本作のピーターは悪の力強さを楽しんだ。多少の葛藤もあったらしいが、宿主の特性をパワーアップさせるという特徴からか「SEXマシーン」もどきに変貌するピーター。ここら辺はサム・ライミのB級魂が炸裂っていうか悪乗りが暴走する。私にはちょっと辟易させられる時間帯だった。
鑑賞前の私の勝手な思い込みだったのだが、本作は彼の心の葛藤がメインなのだとばかり思っていた。なにせこれだけの長尺だ、充分過ぎる時間だろう。だが、皆さんご指摘のようにサブエピソードをてんこ盛りにしたが故の長尺にしか過ぎなかった。
てんこ盛りが故、各エピソードは透けて見える程薄く底が浅い。皮肉な事に解決せず未消化に終わったサンドマンのエピソードこそ最も感情移入できる始末であった。私はサンドマンの心の葛藤こそもっと取り上げるべきだったと思う。
十字架を背負ったサンドマンの必死の闘い、それに比して結局は「女の子」絡みで悩むお坊ちゃまピーター。私はサンドマンを応援するだろう。第1作目では親近感を覚えた庶民派ヒーローも、ここまで「女の子」しか背負うモノがないヘタレならもう結構だ。もう彼には感情移入など出来ない。

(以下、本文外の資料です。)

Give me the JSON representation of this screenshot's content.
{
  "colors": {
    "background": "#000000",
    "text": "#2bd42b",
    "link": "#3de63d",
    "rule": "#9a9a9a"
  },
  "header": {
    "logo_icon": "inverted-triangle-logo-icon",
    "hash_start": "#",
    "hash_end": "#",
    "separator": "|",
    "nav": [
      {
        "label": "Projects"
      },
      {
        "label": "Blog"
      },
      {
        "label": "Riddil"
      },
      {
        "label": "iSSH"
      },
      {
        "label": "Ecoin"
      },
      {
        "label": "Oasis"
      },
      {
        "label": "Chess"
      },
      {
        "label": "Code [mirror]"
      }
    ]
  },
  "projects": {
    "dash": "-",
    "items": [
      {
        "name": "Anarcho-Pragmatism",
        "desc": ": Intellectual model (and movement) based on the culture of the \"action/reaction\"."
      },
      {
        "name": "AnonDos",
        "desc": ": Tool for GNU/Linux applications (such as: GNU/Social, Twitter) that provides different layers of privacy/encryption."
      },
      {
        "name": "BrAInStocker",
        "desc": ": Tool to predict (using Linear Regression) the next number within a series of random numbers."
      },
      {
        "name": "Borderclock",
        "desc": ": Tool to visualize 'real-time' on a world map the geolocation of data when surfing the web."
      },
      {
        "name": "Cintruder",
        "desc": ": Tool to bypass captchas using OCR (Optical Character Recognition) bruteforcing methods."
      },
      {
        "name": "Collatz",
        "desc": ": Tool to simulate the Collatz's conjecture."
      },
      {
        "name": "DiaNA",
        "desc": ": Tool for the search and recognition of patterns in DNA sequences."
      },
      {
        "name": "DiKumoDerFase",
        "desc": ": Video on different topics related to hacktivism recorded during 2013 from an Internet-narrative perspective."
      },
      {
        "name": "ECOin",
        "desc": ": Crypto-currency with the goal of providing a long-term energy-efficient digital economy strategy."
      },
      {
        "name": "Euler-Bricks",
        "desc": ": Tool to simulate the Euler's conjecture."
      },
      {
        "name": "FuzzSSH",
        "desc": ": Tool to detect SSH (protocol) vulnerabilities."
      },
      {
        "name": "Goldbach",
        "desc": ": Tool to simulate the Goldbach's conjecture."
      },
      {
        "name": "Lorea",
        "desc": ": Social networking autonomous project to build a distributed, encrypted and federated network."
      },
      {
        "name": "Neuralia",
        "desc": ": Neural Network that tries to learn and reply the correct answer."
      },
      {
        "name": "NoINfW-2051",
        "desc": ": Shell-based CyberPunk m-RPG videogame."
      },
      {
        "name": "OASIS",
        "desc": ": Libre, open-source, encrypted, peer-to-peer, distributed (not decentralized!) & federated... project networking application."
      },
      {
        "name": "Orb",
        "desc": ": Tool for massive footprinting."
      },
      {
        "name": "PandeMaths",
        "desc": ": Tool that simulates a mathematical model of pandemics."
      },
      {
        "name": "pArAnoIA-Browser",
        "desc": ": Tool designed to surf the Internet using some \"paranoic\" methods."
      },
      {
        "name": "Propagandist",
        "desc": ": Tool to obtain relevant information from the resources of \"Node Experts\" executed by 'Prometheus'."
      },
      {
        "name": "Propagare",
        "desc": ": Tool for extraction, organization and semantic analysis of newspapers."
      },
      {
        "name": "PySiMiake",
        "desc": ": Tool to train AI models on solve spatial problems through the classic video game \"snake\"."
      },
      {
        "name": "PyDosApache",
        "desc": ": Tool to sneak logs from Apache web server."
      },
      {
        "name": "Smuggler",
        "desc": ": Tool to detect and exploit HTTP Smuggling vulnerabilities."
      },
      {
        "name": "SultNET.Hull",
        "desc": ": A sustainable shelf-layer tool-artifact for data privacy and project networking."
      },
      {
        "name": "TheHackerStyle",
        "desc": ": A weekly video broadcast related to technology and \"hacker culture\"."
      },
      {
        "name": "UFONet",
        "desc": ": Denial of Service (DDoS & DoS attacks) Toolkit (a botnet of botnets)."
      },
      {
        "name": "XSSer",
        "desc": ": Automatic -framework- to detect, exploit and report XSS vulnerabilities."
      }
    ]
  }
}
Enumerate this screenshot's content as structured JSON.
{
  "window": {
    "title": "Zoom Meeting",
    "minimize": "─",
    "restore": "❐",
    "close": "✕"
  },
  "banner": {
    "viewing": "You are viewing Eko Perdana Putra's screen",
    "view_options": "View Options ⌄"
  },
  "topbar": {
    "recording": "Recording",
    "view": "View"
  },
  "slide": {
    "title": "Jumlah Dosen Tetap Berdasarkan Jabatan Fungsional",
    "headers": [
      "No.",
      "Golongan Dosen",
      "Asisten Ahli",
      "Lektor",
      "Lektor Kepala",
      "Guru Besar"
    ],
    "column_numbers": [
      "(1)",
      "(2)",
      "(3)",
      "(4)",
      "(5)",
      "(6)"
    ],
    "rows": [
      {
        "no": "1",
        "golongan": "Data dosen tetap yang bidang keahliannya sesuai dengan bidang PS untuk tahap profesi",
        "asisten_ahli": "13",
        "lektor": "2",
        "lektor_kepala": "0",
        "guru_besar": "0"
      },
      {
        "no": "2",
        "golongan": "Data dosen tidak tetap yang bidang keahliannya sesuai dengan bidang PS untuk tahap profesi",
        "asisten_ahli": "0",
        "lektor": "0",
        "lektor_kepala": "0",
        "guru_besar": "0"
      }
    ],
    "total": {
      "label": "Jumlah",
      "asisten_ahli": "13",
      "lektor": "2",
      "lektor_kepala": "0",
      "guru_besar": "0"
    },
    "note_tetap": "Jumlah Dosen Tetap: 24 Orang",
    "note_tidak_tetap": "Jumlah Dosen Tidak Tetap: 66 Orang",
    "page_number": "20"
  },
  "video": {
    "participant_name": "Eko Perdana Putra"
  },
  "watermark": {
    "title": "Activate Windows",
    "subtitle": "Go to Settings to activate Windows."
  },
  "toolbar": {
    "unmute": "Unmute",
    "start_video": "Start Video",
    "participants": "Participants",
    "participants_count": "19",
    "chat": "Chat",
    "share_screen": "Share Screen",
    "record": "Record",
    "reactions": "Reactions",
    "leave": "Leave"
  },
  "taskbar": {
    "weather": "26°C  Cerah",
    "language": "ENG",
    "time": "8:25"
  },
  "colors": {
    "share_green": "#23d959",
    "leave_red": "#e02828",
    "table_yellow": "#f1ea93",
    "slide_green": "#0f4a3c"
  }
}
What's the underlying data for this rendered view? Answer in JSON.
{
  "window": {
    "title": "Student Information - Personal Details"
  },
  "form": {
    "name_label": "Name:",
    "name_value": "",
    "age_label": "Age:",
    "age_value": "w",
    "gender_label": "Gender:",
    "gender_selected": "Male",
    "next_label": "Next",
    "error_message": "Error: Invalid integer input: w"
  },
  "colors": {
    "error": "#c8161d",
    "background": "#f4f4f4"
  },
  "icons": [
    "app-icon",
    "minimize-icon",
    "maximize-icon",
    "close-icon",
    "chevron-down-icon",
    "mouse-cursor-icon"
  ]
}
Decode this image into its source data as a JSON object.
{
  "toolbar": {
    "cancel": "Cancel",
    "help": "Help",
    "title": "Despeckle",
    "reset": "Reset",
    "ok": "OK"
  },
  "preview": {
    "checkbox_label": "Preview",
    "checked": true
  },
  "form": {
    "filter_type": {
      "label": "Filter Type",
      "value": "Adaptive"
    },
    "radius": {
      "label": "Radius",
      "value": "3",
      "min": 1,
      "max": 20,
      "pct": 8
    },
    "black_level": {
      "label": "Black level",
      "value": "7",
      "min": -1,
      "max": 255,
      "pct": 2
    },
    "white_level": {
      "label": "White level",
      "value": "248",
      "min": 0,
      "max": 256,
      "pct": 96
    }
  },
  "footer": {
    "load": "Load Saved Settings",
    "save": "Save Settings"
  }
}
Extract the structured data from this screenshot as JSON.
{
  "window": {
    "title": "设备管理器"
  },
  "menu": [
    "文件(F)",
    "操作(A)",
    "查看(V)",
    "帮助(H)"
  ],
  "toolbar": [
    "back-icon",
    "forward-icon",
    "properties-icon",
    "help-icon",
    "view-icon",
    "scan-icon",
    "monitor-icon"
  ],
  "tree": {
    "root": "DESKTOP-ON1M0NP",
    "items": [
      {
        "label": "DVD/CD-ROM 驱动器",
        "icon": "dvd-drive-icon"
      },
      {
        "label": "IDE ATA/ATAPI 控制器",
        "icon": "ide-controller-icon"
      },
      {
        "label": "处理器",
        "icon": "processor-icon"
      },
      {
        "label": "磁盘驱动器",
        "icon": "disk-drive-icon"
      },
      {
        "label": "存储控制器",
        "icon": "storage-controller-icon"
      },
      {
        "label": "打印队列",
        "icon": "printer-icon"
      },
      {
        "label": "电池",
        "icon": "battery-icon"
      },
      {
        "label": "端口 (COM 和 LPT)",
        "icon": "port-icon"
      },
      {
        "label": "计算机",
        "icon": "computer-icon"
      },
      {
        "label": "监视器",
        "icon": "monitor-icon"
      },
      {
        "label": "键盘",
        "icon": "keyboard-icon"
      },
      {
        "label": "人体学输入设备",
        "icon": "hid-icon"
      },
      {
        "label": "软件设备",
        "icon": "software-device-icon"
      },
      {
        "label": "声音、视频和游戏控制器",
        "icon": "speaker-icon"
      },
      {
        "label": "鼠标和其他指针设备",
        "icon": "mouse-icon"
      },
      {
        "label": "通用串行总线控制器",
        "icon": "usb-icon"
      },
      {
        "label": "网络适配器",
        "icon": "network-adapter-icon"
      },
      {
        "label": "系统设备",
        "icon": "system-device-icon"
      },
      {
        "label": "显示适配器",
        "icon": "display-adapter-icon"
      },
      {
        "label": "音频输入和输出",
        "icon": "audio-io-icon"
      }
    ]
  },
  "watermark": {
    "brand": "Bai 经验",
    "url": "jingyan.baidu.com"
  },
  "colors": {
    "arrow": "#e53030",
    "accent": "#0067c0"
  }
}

ロールパンナちゃんの哀しみに話を戻そう。彼女は常に憂いを帯び、自らの性を呪い孤独を選ぶ。たかが幼児向けのアニメでのストーリーでだ。おそらく幼児には難し過ぎるだろう。ロールパンナちゃんの哀しみは解消される事は無い。彼女はこれからも悩み続けるしか道はない。
それに対し本作のピーターは楽だった。何だか分からないうちに鐘が鳴って黒から赤に戻ってしまう。葛藤すらしないうちに・・・
嗚呼! 何だか一杯詰め込まれたストーリーに超大作感は充分だったが、鑑賞直後に小腹が空いたようなとても物足りない作品でした。